Saturday, 18 September 2021 19:04

Riff Raff






RIFF RAFF

US, 1947, 80 minutes, Black and white.
Pat O' Brien, Walter Slezak, Anne Jeffreys, Percy Kilbride, Jerome Cowan.
Directed by Ted Tetzlaff.

Riff Raff is a small-budget gangster thriller of the mid-40s. It was a B-production from R.K.O. Studios. However, it has some interesting credits and, of its kind, it works very well and entertainingly.

Director is Ted Tetzlaff who was to direct The Window with Bobby Driscoll. Pat O' Brien does a variation on his Warner Bros. roles - private eye style, deadpan humour, tough hero. Walter Slezak does yet another variation of his slightly comic villain. There is a very interesting character sketch by Percy Kilbride as a taxi-driver - he was just about to be come Pa Kettle.
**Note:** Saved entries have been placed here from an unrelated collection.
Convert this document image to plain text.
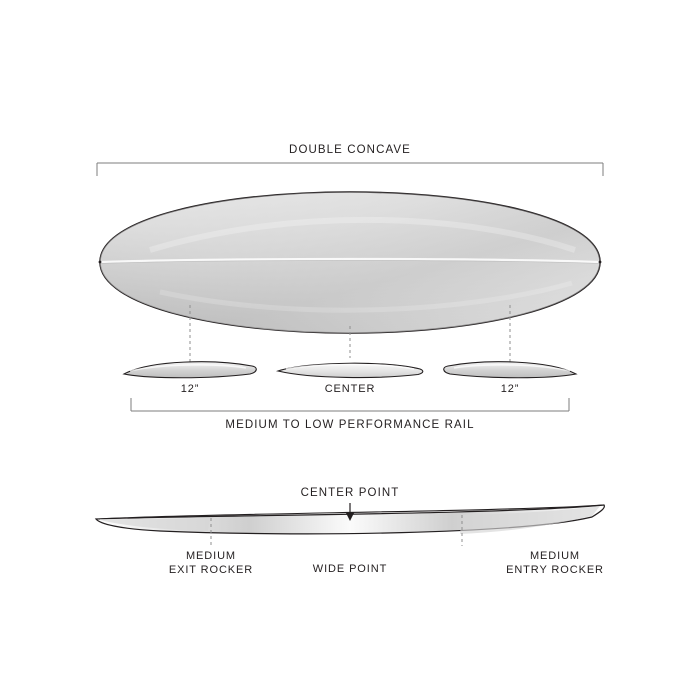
DOUBLE CONCAVE
12”	CENTER	12”
MEDIUM TO LOW PERFORMANCE RAIL
CENTER POINT
MEDIUM
EXIT ROCKER	WIDE POINT
MEDIUM
ENTRY ROCKER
The film has the studio atmosphere of Panama, a contrived plot about oil deposits in Central America. The characters are almost stereotype of this kind of thriller - con man, crooks, private detectives, taxi-drivers etc. But they are quite well portrayed.

The film is influenced by the atmosphere of gangster thrillers from Hollywood at the time - the touch of black cynicism and pessimism which made them film noir. An efficient Hollywood thriller.